Canadians and Germans left out of Korean stem cell hub, but most of U.S. permits import

By | October 31, 2005

Scientists in countries with the most restrictive policies on research cloning may not be able to take advantage of the international consortium based in South Korea, which was hailed this month as a means to provide stem cells to researchers living in restrictive environments. Most U.S. researchers are allowed to import the lines, but researchers in Canada and Germany cannot, and some experts are voicing concerns about how the consortium will handle ethical and commercial issues.

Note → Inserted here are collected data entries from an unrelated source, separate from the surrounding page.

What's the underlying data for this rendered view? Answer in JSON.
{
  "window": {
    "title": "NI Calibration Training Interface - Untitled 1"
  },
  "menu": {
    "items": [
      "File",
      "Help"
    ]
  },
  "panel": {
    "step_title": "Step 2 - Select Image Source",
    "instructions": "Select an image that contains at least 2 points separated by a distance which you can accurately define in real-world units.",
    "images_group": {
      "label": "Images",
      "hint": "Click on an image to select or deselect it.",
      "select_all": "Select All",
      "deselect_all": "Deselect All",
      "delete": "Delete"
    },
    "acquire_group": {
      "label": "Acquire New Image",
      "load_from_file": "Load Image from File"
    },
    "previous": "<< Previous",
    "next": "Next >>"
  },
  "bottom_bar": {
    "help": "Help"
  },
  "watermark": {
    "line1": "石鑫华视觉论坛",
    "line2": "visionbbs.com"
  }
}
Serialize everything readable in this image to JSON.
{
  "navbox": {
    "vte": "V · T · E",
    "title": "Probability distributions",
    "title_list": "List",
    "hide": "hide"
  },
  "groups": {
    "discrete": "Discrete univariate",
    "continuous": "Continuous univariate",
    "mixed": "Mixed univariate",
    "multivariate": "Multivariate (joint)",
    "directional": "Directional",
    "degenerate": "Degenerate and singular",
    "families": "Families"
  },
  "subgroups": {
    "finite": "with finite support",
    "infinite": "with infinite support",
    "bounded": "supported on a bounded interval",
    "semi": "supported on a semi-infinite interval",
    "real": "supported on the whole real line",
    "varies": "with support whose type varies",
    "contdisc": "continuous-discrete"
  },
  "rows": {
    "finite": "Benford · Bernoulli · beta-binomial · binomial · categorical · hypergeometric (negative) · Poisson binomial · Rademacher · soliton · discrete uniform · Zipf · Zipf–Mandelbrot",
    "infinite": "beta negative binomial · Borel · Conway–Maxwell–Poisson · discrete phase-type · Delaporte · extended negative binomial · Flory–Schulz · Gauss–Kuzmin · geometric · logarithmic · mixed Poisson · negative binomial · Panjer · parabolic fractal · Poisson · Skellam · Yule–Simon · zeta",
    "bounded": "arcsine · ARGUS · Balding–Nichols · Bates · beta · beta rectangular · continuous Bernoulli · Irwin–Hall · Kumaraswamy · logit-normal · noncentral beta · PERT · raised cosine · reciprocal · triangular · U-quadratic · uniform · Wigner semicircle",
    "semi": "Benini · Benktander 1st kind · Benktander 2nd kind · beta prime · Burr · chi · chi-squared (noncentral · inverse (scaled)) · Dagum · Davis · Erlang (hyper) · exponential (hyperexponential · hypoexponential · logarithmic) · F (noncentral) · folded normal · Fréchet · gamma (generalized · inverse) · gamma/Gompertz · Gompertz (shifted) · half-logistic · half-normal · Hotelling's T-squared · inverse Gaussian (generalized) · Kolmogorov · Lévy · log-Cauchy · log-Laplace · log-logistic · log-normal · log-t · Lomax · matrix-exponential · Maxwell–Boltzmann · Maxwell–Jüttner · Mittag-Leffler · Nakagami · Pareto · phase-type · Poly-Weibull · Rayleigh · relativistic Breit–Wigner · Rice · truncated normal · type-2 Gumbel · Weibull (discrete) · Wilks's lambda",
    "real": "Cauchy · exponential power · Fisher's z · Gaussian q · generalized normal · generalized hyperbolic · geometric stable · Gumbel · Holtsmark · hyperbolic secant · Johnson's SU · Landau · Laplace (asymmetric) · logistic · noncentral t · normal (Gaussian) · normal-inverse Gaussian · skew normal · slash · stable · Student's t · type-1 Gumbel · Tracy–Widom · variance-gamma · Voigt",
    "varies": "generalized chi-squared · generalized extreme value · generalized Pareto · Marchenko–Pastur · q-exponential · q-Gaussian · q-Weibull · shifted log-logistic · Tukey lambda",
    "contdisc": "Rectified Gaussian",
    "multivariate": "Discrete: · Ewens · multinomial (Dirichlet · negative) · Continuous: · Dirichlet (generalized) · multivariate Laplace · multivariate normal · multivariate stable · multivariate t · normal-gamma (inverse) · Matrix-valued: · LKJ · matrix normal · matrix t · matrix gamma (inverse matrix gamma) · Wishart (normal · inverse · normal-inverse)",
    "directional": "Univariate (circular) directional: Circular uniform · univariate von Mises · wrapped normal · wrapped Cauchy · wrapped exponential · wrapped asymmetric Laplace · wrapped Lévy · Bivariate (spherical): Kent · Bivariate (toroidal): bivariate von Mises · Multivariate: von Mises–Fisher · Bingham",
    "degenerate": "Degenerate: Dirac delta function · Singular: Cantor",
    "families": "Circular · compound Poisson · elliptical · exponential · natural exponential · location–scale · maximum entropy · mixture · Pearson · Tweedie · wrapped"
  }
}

South Korean veterinarian and stem-cell biologist Woo-Suk Hwang will head the World Stem Cell Hub, based at Seoul National University, with two satellites labs in the San Francisco area and in England, according to a New England Journal of Medicinearticle coinciding with the consortium's announcement. The researchers plan to recruit egg and somatic cell donors in all three countries and Korean technicians will travel to the satellite labs to perform somatic cell nuclear transfer (SCNT). Scientists from many countries can apply to have disease-specific cell lines created for their projects.

Most researchers in the U.S. should be able to use this resource, as long as they do not use federal money to study the cell lines, according to LeRoy Walters of Georgetown University's Kennedy Institute of Ethics. "There is only one state—South Dakota—that has a law that prohibits bringing into the state stem cells derived elsewhere that were created through destruction of human embryos," Walters told The Scientist. The Korean cell lines will also be legal in most European countries, Walters said. Italy does not permit stem cell production within its borders, but does not regulate importing cell lines from elsewhere.

Still, not all European scientists will benefit from the initiative. Germany only allows importation of cell lines derived before January 1, 2002, Walters said, which means German researchers cannot use new lines created by the hub. Other than the German deadline, "I don't know of any country that prohibits the importation of stem cells produced through nuclear transfer in principle," Walters said.

Similar restrictions exist in Canada. All Canadian human stem cell research is regulated by the Stem Cell Oversight Committee of the Canadian Institutes of Health Research, said Michael Rudnicki of the Ottawa Health Research Institute, and this committee will not allow researchers to bring in cell lines derived solely for research purposes, he said. "Because nuclear transfer is a criminal activity in Canada, we would be unable to import those cell lines," Rudnicki told The Scientist.

Canadian scientists can, however, derive stem cells from leftover embroyos from in vitro fertilization clinics, Rudnicki said, and they can import cell lines approved by President Bush in the U.S., since the embryos that gave rise to these cells were initially created for reproductive -- not research -- purposes. All of Canada's legislation on human embryonic stem cell research will be reevaluated in 2008, Rudnicki said. "I think there's probably a growing consensus that this is ready to be re-opened."

In the U.S., the biggest concerns about working with the hub involve ethics and intellectual property rights, said Arnold Kriegstein, director of the Institute for Stem Cell and Tissue Biology at the University of California, San Francisco (UCSF). Scientists at Seoul National University have approached UCSF about possibly serving as the American satellite lab, but certain issues "need to be addressed before we could participate," Kriegstein said, especially regarding oocyte donor informed consent and compensation.

According to a report in the Korean press on October 17, Korean scientists estimate that treatment drugs from human embryonic stem cells could be on the market as soon as 2015. "It's so hard to predict" whether that estimate is valid, Kriegstein said, although he pointed out that, even in the U.S., researchers are making progress in stem-cell therapies. On October 20, the FDA approved the first neural stem cell-based therapy for Phase I clinical trials in six children with Batten disease, which causes waste products to accumulate in the brain and kills most victims before they reach their teens. The therapy is derived from slightly older fetal stem cells, not embryonic stem cells.